L'univers des « Contes »

Les thèmes les plus fréquents des Contes d'Andersen sont si profondément humains qu'ils nous concernent tous. Ils disent le malheur d'être un inadapté, comme nous le sommes indistinctement, selon la conception romantique du destin que nous portons au fond de notre cœur ; ils déplorent l'incapacité de jouir pleinement du moment de bonheur qui nous est offert et peut-être ne reviendra plus ; ils maudissent en secret cette prédestination au malheur, à la mort, qui est en nous. Ils savent opposer tragiquement nos rêves inassouvis à la cruelle réalité. La Petite Fille aux allumettes, c'est chacun de nous, qui brûlons notre vie à la flamme de nos rêves d'enfance, pour oublier la réalité qui nous tuera. En dernière analyse, le génie d'Andersen est pessimiste, et certains contes atteignent à un désespoir profond, comme L'Ombre au titre éloquent. Il faut le souligner, pour manifester sans équivoque que la naïveté, au sens péjoratif du terme, et la fadeur ne sont pas les traits caractéristiques des Contes d'Andersen.

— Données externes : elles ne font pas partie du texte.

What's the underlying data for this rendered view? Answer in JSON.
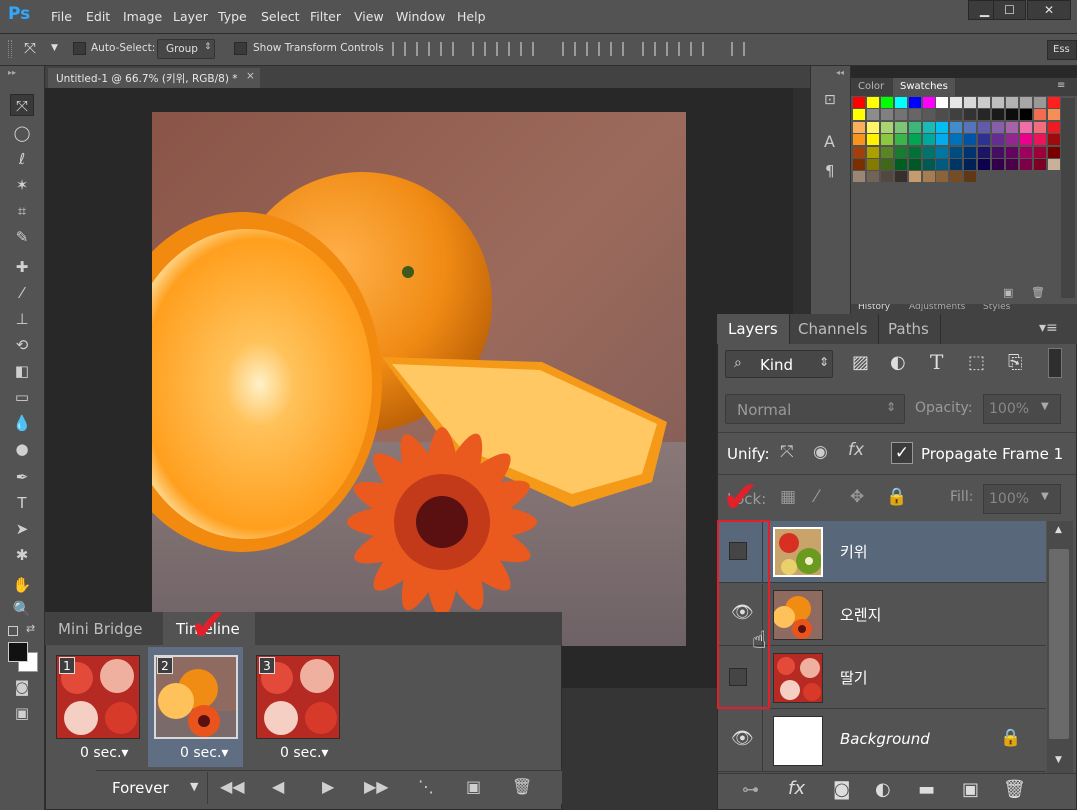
{
  "menubar": {
    "logo": "Ps",
    "items": [
      "File",
      "Edit",
      "Image",
      "Layer",
      "Type",
      "Select",
      "Filter",
      "View",
      "Window",
      "Help"
    ],
    "win_min": "▁",
    "win_max": "☐",
    "win_close": "✕"
  },
  "options": {
    "auto_select_label": "Auto-Select:",
    "auto_select_mode": "Group",
    "show_transform_label": "Show Transform Controls",
    "workspace": "Ess"
  },
  "document": {
    "tab_title": "Untitled-1 @ 66.7% (키위, RGB/8) *",
    "tab_close": "×"
  },
  "swatches": {
    "tabs": [
      "Color",
      "Swatches"
    ],
    "bottom_tabs": [
      "History",
      "Adjustments",
      "Styles"
    ],
    "colors": [
      "#ff0000",
      "#ffff00",
      "#00ff00",
      "#00ffff",
      "#0000ff",
      "#ff00ff",
      "#ffffff",
      "#e6e6e6",
      "#d9d9d9",
      "#cccccc",
      "#bfbfbf",
      "#b3b3b3",
      "#a6a6a6",
      "#999999",
      "#ff1f1f",
      "#ffff00",
      "#8c8c8c",
      "#808080",
      "#737373",
      "#666666",
      "#595959",
      "#4d4d4d",
      "#404040",
      "#333333",
      "#262626",
      "#1a1a1a",
      "#0d0d0d",
      "#000000",
      "#f26c4f",
      "#f68e55",
      "#fbaf5c",
      "#fff467",
      "#acd372",
      "#7cc576",
      "#3bb878",
      "#1abbb4",
      "#00bff3",
      "#438ccb",
      "#5574b9",
      "#605ca8",
      "#855fa8",
      "#a763a9",
      "#f06ea9",
      "#f26d7d",
      "#ed1c24",
      "#f7941d",
      "#fff200",
      "#8dc73f",
      "#39b54a",
      "#00a651",
      "#00a99d",
      "#00aeef",
      "#0072bc",
      "#0054a5",
      "#2e3192",
      "#662d91",
      "#92278f",
      "#ec008c",
      "#ed145b",
      "#9e0b0f",
      "#a0410d",
      "#aba000",
      "#598527",
      "#197b30",
      "#007236",
      "#00746b",
      "#0076a3",
      "#004b80",
      "#003471",
      "#1b1464",
      "#440e62",
      "#630460",
      "#9e005d",
      "#9e0039",
      "#790000",
      "#7b2e00",
      "#827b00",
      "#406618",
      "#005e20",
      "#005826",
      "#005952",
      "#005b7f",
      "#003663",
      "#002157",
      "#0d004c",
      "#32004b",
      "#4b0049",
      "#7b0046",
      "#7a0026",
      "#c7b299",
      "#998675",
      "#736357",
      "#534741",
      "#372f2c",
      "#c69c6e",
      "#a67c52",
      "#8c6239",
      "#754c24",
      "#603813"
    ]
  },
  "layers": {
    "tabs": [
      "Layers",
      "Channels",
      "Paths"
    ],
    "kind_label": "Kind",
    "blend_mode": "Normal",
    "opacity_label": "Opacity:",
    "opacity_value": "100%",
    "unify_label": "Unify:",
    "propagate_label": "Propagate Frame 1",
    "lock_label": "Lock:",
    "fill_label": "Fill:",
    "fill_value": "100%",
    "rows": [
      {
        "name": "키위",
        "visible": false,
        "selected": true
      },
      {
        "name": "오렌지",
        "visible": true,
        "selected": false
      },
      {
        "name": "딸기",
        "visible": false,
        "selected": false
      },
      {
        "name": "Background",
        "visible": true,
        "selected": false
      }
    ]
  },
  "timeline": {
    "tabs": [
      "Mini Bridge",
      "Timeline"
    ],
    "frames": [
      {
        "number": "1",
        "delay": "0 sec.▾"
      },
      {
        "number": "2",
        "delay": "0 sec.▾"
      },
      {
        "number": "3",
        "delay": "0 sec.▾"
      }
    ],
    "loop": "Forever"
  }
}
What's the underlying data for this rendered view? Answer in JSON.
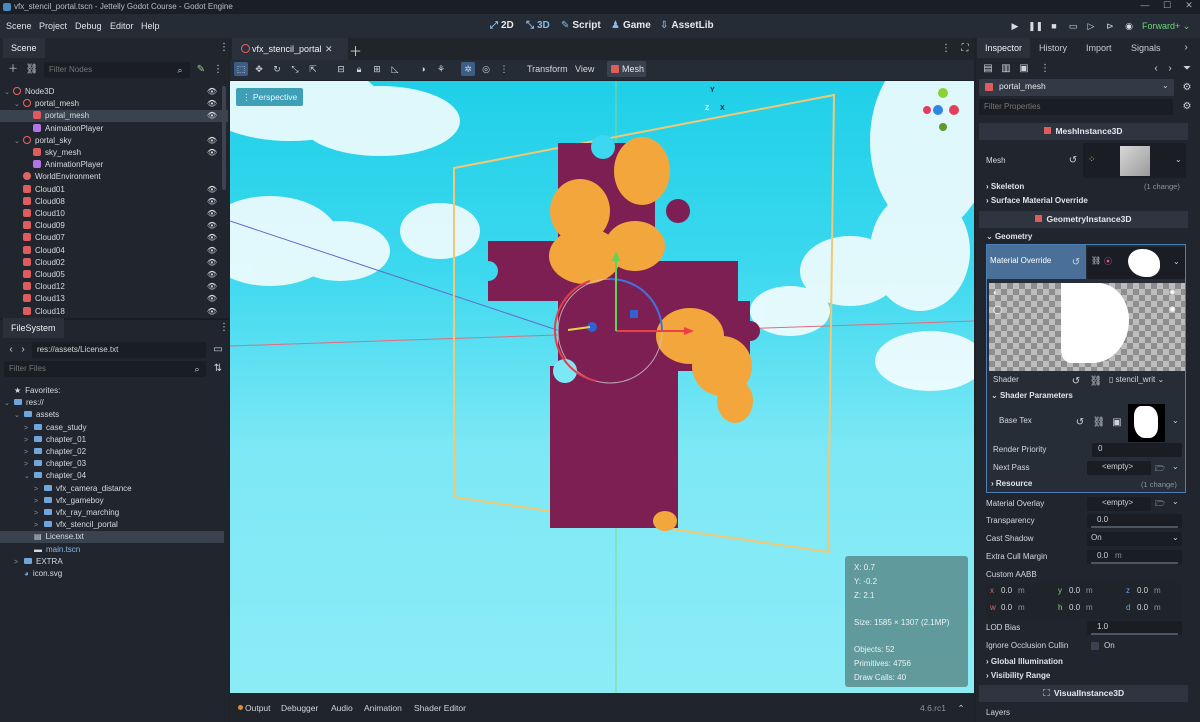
{
  "window": {
    "title": "vfx_stencil_portal.tscn - Jettelly Godot Course - Godot Engine"
  },
  "menu": {
    "items": [
      "Scene",
      "Project",
      "Debug",
      "Editor",
      "Help"
    ]
  },
  "main_screens": {
    "d2": "2D",
    "d3": "3D",
    "script": "Script",
    "game": "Game",
    "assetlib": "AssetLib"
  },
  "renderer": "Forward+",
  "scene_panel": {
    "tab": "Scene",
    "filter_placeholder": "Filter Nodes",
    "nodes": [
      {
        "name": "Node3D",
        "indent": 0,
        "arrow": "⌄",
        "kind": "node3d",
        "eye": true
      },
      {
        "name": "portal_mesh",
        "indent": 1,
        "arrow": "⌄",
        "kind": "node3d",
        "eye": true
      },
      {
        "name": "portal_mesh",
        "indent": 2,
        "arrow": "",
        "kind": "mesh",
        "eye": true,
        "selected": true
      },
      {
        "name": "AnimationPlayer",
        "indent": 2,
        "arrow": "",
        "kind": "anim",
        "eye": false
      },
      {
        "name": "portal_sky",
        "indent": 1,
        "arrow": "⌄",
        "kind": "node3d",
        "eye": true
      },
      {
        "name": "sky_mesh",
        "indent": 2,
        "arrow": "",
        "kind": "mesh",
        "eye": true
      },
      {
        "name": "AnimationPlayer",
        "indent": 2,
        "arrow": "",
        "kind": "anim",
        "eye": false
      },
      {
        "name": "WorldEnvironment",
        "indent": 1,
        "arrow": "",
        "kind": "world",
        "eye": false
      },
      {
        "name": "Cloud01",
        "indent": 1,
        "arrow": "",
        "kind": "mesh",
        "eye": true
      },
      {
        "name": "Cloud08",
        "indent": 1,
        "arrow": "",
        "kind": "mesh",
        "eye": true
      },
      {
        "name": "Cloud10",
        "indent": 1,
        "arrow": "",
        "kind": "mesh",
        "eye": true
      },
      {
        "name": "Cloud09",
        "indent": 1,
        "arrow": "",
        "kind": "mesh",
        "eye": true
      },
      {
        "name": "Cloud07",
        "indent": 1,
        "arrow": "",
        "kind": "mesh",
        "eye": true
      },
      {
        "name": "Cloud04",
        "indent": 1,
        "arrow": "",
        "kind": "mesh",
        "eye": true
      },
      {
        "name": "Cloud02",
        "indent": 1,
        "arrow": "",
        "kind": "mesh",
        "eye": true
      },
      {
        "name": "Cloud05",
        "indent": 1,
        "arrow": "",
        "kind": "mesh",
        "eye": true
      },
      {
        "name": "Cloud12",
        "indent": 1,
        "arrow": "",
        "kind": "mesh",
        "eye": true
      },
      {
        "name": "Cloud13",
        "indent": 1,
        "arrow": "",
        "kind": "mesh",
        "eye": true
      },
      {
        "name": "Cloud18",
        "indent": 1,
        "arrow": "",
        "kind": "mesh",
        "eye": true
      }
    ]
  },
  "filesystem": {
    "tab": "FileSystem",
    "path": "res://assets/License.txt",
    "filter_placeholder": "Filter Files",
    "items": [
      {
        "name": "Favorites:",
        "indent": 0,
        "arrow": "",
        "kind": "star"
      },
      {
        "name": "res://",
        "indent": 0,
        "arrow": "⌄",
        "kind": "folder"
      },
      {
        "name": "assets",
        "indent": 1,
        "arrow": "⌄",
        "kind": "folder"
      },
      {
        "name": "case_study",
        "indent": 2,
        "arrow": ">",
        "kind": "folder"
      },
      {
        "name": "chapter_01",
        "indent": 2,
        "arrow": ">",
        "kind": "folder"
      },
      {
        "name": "chapter_02",
        "indent": 2,
        "arrow": ">",
        "kind": "folder"
      },
      {
        "name": "chapter_03",
        "indent": 2,
        "arrow": ">",
        "kind": "folder"
      },
      {
        "name": "chapter_04",
        "indent": 2,
        "arrow": "⌄",
        "kind": "folder"
      },
      {
        "name": "vfx_camera_distance",
        "indent": 3,
        "arrow": ">",
        "kind": "folder"
      },
      {
        "name": "vfx_gameboy",
        "indent": 3,
        "arrow": ">",
        "kind": "folder"
      },
      {
        "name": "vfx_ray_marching",
        "indent": 3,
        "arrow": ">",
        "kind": "folder"
      },
      {
        "name": "vfx_stencil_portal",
        "indent": 3,
        "arrow": ">",
        "kind": "folder"
      },
      {
        "name": "License.txt",
        "indent": 2,
        "arrow": "",
        "kind": "text",
        "selected": true
      },
      {
        "name": "main.tscn",
        "indent": 2,
        "arrow": "",
        "kind": "scene",
        "blue": true
      },
      {
        "name": "EXTRA",
        "indent": 1,
        "arrow": ">",
        "kind": "folder"
      },
      {
        "name": "icon.svg",
        "indent": 1,
        "arrow": "",
        "kind": "svg"
      }
    ]
  },
  "editor_tab": {
    "name": "vfx_stencil_portal"
  },
  "viewport_toolbar": {
    "transform": "Transform",
    "view": "View",
    "mesh": "Mesh"
  },
  "viewport": {
    "perspective": "Perspective",
    "gizmo": {
      "y": "Y",
      "z": "Z",
      "x": "X"
    },
    "stats": {
      "x": "X: 0.7",
      "y": "Y: -0.2",
      "z": "Z: 2.1",
      "size": "Size: 1585 × 1307 (2.1MP)",
      "objects": "Objects: 52",
      "primitives": "Primitives: 4756",
      "draw_calls": "Draw Calls: 40"
    }
  },
  "bottom_panel": {
    "tabs": [
      "Output",
      "Debugger",
      "Audio",
      "Animation",
      "Shader Editor"
    ],
    "version": "4.6.rc1"
  },
  "inspector": {
    "tabs": [
      "Inspector",
      "History",
      "Import",
      "Signals"
    ],
    "object_name": "portal_mesh",
    "filter_placeholder": "Filter Properties",
    "mesh_instance_section": "MeshInstance3D",
    "mesh_label": "Mesh",
    "skeleton": "Skeleton",
    "skeleton_change": "(1 change)",
    "surface_override": "Surface Material Override",
    "geometry_section": "GeometryInstance3D",
    "geometry": "Geometry",
    "material_override": "Material Override",
    "shader_label": "Shader",
    "shader_value": "stencil_writ",
    "shader_params": "Shader Parameters",
    "base_tex": "Base Tex",
    "render_priority_label": "Render Priority",
    "render_priority_value": "0",
    "next_pass_label": "Next Pass",
    "next_pass_value": "<empty>",
    "resource": "Resource",
    "resource_change": "(1 change)",
    "material_overlay_label": "Material Overlay",
    "material_overlay_value": "<empty>",
    "transparency_label": "Transparency",
    "transparency_value": "0.0",
    "cast_shadow_label": "Cast Shadow",
    "cast_shadow_value": "On",
    "extra_cull_label": "Extra Cull Margin",
    "extra_cull_value": "0.0",
    "extra_cull_unit": "m",
    "custom_aabb": "Custom AABB",
    "aabb": {
      "x": "0.0",
      "y": "0.0",
      "z": "0.0",
      "w": "0.0",
      "h": "0.0",
      "d": "0.0",
      "xl": "x",
      "yl": "y",
      "zl": "z",
      "wl": "w",
      "hl": "h",
      "dl": "d",
      "unit": "m"
    },
    "lod_bias_label": "LOD Bias",
    "lod_bias_value": "1.0",
    "ignore_occlusion_label": "Ignore Occlusion Cullin",
    "ignore_occlusion_value": "On",
    "global_illumination": "Global Illumination",
    "visibility_range": "Visibility Range",
    "visual_instance_section": "VisualInstance3D",
    "layers": "Layers"
  }
}
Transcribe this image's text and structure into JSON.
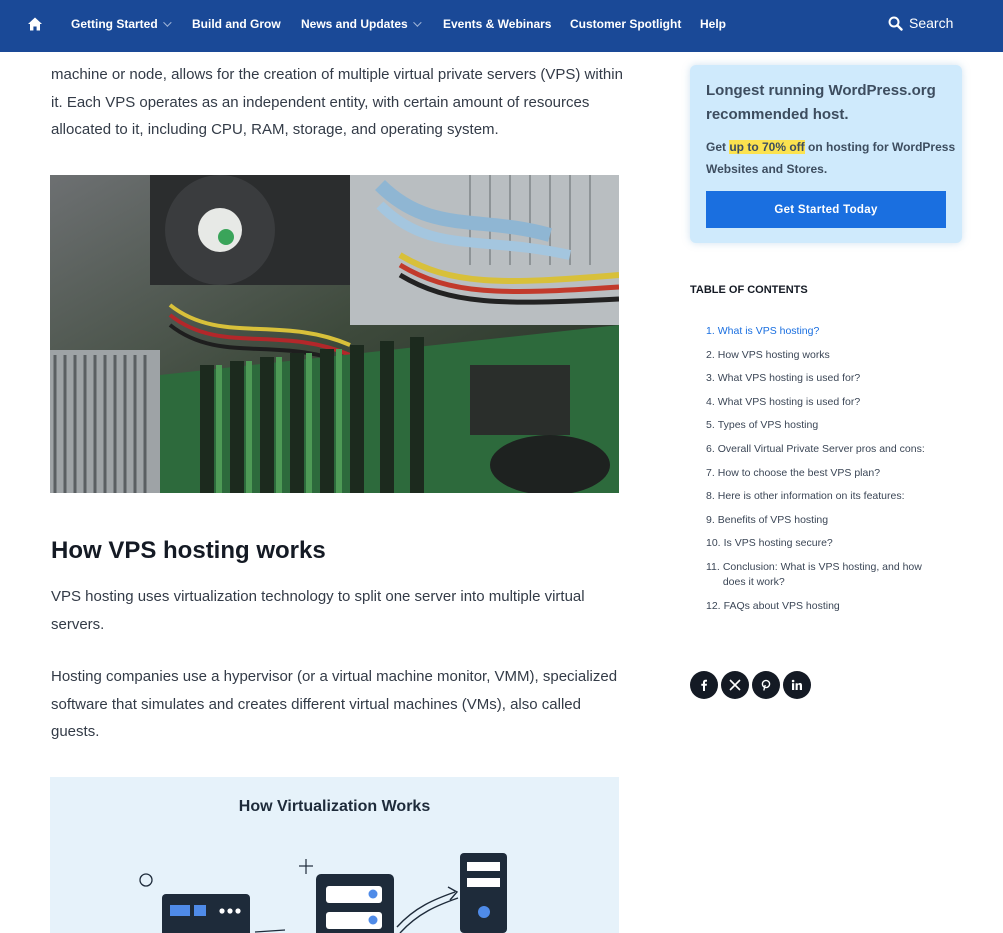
{
  "nav": {
    "home_icon": "home-icon",
    "items": [
      {
        "label": "Getting Started",
        "dropdown": true
      },
      {
        "label": "Build and Grow",
        "dropdown": false
      },
      {
        "label": "News and Updates",
        "dropdown": true
      },
      {
        "label": "Events & Webinars",
        "dropdown": false
      },
      {
        "label": "Customer Spotlight",
        "dropdown": false
      },
      {
        "label": "Help",
        "dropdown": false
      }
    ],
    "search_label": "Search"
  },
  "article": {
    "intro_paragraph": "machine or node, allows for the creation of multiple virtual private servers (VPS) within it. Each VPS operates as an independent entity, with certain amount of resources allocated to it, including CPU, RAM, storage, and operating system.",
    "section_heading": "How VPS hosting works",
    "paragraph_2": "VPS hosting uses virtualization technology to split one server into multiple virtual servers.",
    "paragraph_3": "Hosting companies use a hypervisor (or a virtual machine monitor, VMM), specialized software that simulates and creates different virtual machines (VMs), also called guests.",
    "diagram_title": "How Virtualization Works"
  },
  "promo": {
    "title": "Longest running WordPress.org recommended host.",
    "text_before": "Get ",
    "highlight": "up to 70% off",
    "text_after": " on hosting for WordPress Websites and Stores.",
    "button_label": "Get Started Today"
  },
  "toc": {
    "heading": "TABLE OF CONTENTS",
    "items": [
      {
        "num": "1.",
        "label": "What is VPS hosting?",
        "active": true
      },
      {
        "num": "2.",
        "label": "How VPS hosting works",
        "active": false
      },
      {
        "num": "3.",
        "label": "What VPS hosting is used for?",
        "active": false
      },
      {
        "num": "4.",
        "label": "What VPS hosting is used for?",
        "active": false
      },
      {
        "num": "5.",
        "label": "Types of VPS hosting",
        "active": false
      },
      {
        "num": "6.",
        "label": "Overall Virtual Private Server pros and cons:",
        "active": false
      },
      {
        "num": "7.",
        "label": "How to choose the best VPS plan?",
        "active": false
      },
      {
        "num": "8.",
        "label": "Here is other information on its features:",
        "active": false
      },
      {
        "num": "9.",
        "label": "Benefits of VPS hosting",
        "active": false
      },
      {
        "num": "10.",
        "label": "Is VPS hosting secure?",
        "active": false
      },
      {
        "num": "11.",
        "label": "Conclusion: What is VPS hosting, and how does it work?",
        "active": false
      },
      {
        "num": "12.",
        "label": "FAQs about VPS hosting",
        "active": false
      }
    ]
  },
  "social": {
    "icons": [
      "facebook-icon",
      "x-icon",
      "pinterest-icon",
      "linkedin-icon"
    ]
  },
  "colors": {
    "nav_bg": "#1a4997",
    "promo_bg": "#cfeafc",
    "button_bg": "#1a6fe0",
    "highlight": "#fbe24f",
    "active_link": "#1a6fe0"
  }
}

Le trait caractéristique, il faut le chercher dans la bonté, mais une bonté qui n'a rien d'aveugle. Simplement, elle se refuse à croire à la perversité foncière de l'homme ou à l'irrémédiable déchéance de sa condition. La Reine des neiges dit avec une particulière éloquence cette croyance dans la victoire finale de la bonté, de la beauté, de l'harmonie. C'est en ce sens que l'on peut parler de la naïveté d'Andersen : dans la mesure où il a su conserver la fraîcheur de son regard d'enfant, prompt à imaginer, à s'émerveiller, à transfigurer les apparences, toujours rempli d'étonnement admiratif devant les splendeurs que lui offre la vie, à lui qui sait la regarder sans œillères. Ce qui rend Andersen immédiatement sympathique, c'est cet amour de la créature humaine, cette émotion devant la nature vivante, devant tout ce qui existe en vérité. Voilà pourquoi la frontière entre animé et inanimé est toujours vague chez lui. Les choses et les animaux sont personnifiés avec une spontanéité, un naturel surprenants. Toute la création parle sans effort le danois d'Andersen. Esprit et nature ici constituent un tout. Cet équilibre est sûrement le plus grand mérite des Contes, d'autant qu'il ne se trouve pas toujours dans le reste de l'œuvre. C'est aussi la raison pour laquelle les Contes ne donnent jamais dans le genre militant – ils n'ont rien à défendre que l'amour et le respect de la vie, de toute vie – non plus que dans le ton moralisateur : les bons sont souvent récompensés, mais c'est en vertu d'une morale naturelle, non d'un système philosophique ou religieux. Les méchants sont parfois punis, mais, le plus souvent, ils sont oubliés. L'éclairage s'est déplacé, les replongeant dans l'ombre, tout simplement. On ne châtie guère, dans les Contes ; la mort est bien assez cruelle comme cela. Le danger de cette vision du monde, on le sent, serait la mièvrerie, si Andersen ne savait, en temps voulu, manier la satire, et surtout s'il ne disposait d'un humour merveilleusement tendre qui transfigure à point nommé la bassesse, tout comme il sait rappeler à terre l'ange de la rêverie. Le Porcher et la Princesse, Le Rossignol disent assez rudement le sort qui attend quiconque veut se faire passer pour ce qu'il n'est pas. Et, au fond, toute la vertu d'Andersen tient là, dans l'art d'accepter la nature. Il y faut une grande humilité de cœur et, paradoxalement, une grande fierté d'être ce que l'on est : tout l'homme Andersen est là.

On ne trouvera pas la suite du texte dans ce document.